By Global Law Experts
– posted 2 hours ago

Last updated: 19 May 2026

Greece’s immigration framework underwent its most significant overhaul in years when Law 5275/2026 entered force in February 2026, reshaping processing timelines, renewal durations and visa-route requirements for third-country nationals. For anyone seeking a 5 years residence permit in Greece, whether through employment, family reunification, property investment or long-term residency, the practical rules have changed considerably. This guide breaks down every route to a five-year permit, walks through the application process step by step, explains what the 2026 changes mean in practice, and flags the renewal traps and document pitfalls that cause the most rejections. Use the section links below to jump directly to the route that applies to you.

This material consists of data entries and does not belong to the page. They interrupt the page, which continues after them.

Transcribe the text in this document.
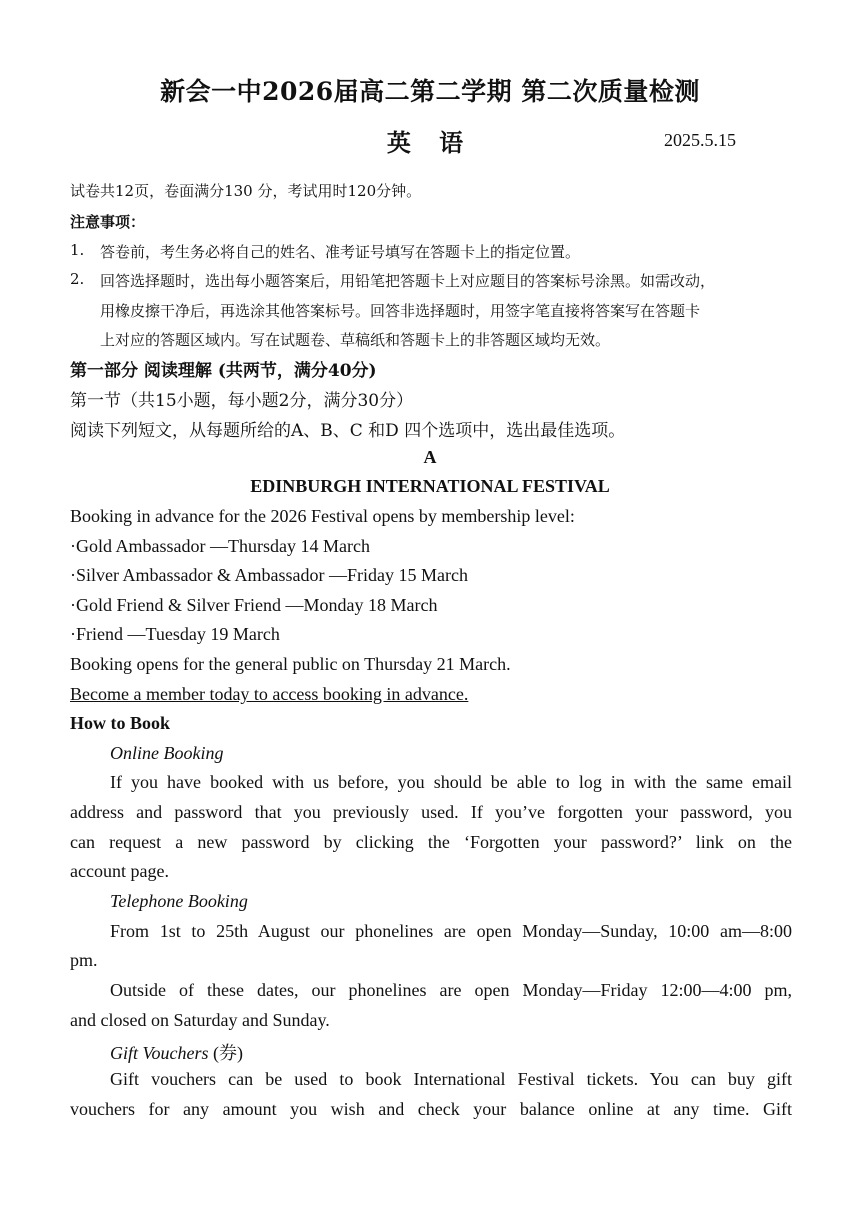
新会一中2026届高二第二学期 第二次质量检测
英 语	2025.5.15
试卷共12页，卷面满分130 分，考试用时120分钟。
注意事项：
1. 答卷前，考生务必将自己的姓名、准考证号填写在答题卡上的指定位置。
2. 回答选择题时，选出每小题答案后，用铅笔把答题卡上对应题目的答案标号涂黑。如需改动，
用橡皮擦干净后，再选涂其他答案标号。回答非选择题时，用签字笔直接将答案写在答题卡
上对应的答题区域内。写在试题卷、草稿纸和答题卡上的非答题区域均无效。
第一部分 阅读理解 (共两节，满分40分)
第一节（共15小题，每小题2分，满分30分）
阅读下列短文，从每题所给的A、B、C 和D 四个选项中，选出最佳选项。
A
EDINBURGH INTERNATIONAL FESTIVAL
Booking in advance for the 2026 Festival opens by membership level:
·Gold Ambassador —Thursday 14 March
·Silver Ambassador & Ambassador —Friday 15 March
·Gold Friend & Silver Friend —Monday 18 March
·Friend —Tuesday 19 March
Booking opens for the general public on Thursday 21 March.
Become a member today to access booking in advance.
How to Book
Online Booking
If you have booked with us before, you should be able to log in with the same email
address and password that you previously used. If you’ve forgotten your password, you
can request a new password by clicking the ‘Forgotten your password?’ link on the
account page.
Telephone Booking
From 1st to 25th August our phonelines are open Monday—Sunday, 10:00 am—8:00
pm.
Outside of these dates, our phonelines are open Monday—Friday 12:00—4:00 pm,
and closed on Saturday and Sunday.
Gift Vouchers (券)
Gift vouchers can be used to book International Festival tickets. You can buy gift
vouchers for any amount you wish and check your balance online at any time. Gift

What Is the 5-Year Residence Permit in Greece?

A five-year residence permit is a biometric card issued by the Hellenic Ministry of Migration and Asylum that authorises a third-country national to live and, in most cases, work in Greece for up to five years before renewal is required. It is not a single permit category but rather a validity duration that applies across several distinct immigration routes. The permit grants holders the right to reside continuously in Greece, travel within the Schengen Area for up to 90 days in any 180-day period, and access public services on the same basis as other legal residents.

Distinct 5-Year Routes at a Glance

  • Dependent employment (work permit). Under Law 5275/2026, renewal validity has been extended from three years to five years for eligible employees, aligning Greece with broader EU single-permit standards.
  • Family reunification. Family-member cards issued to spouses, minor children and dependent relatives of lawful residents are typically granted for up to five years.
  • Golden Visa (property/investment). Residence permits issued to qualifying property purchasers and investors carry a standard five-year validity, renewable for as long as the investment is maintained.
  • Long-term resident status. After five years of continuous legal residence, third-country nationals may apply for a long-term resident permit of indefinite duration, a pathway covered in the eligibility section below.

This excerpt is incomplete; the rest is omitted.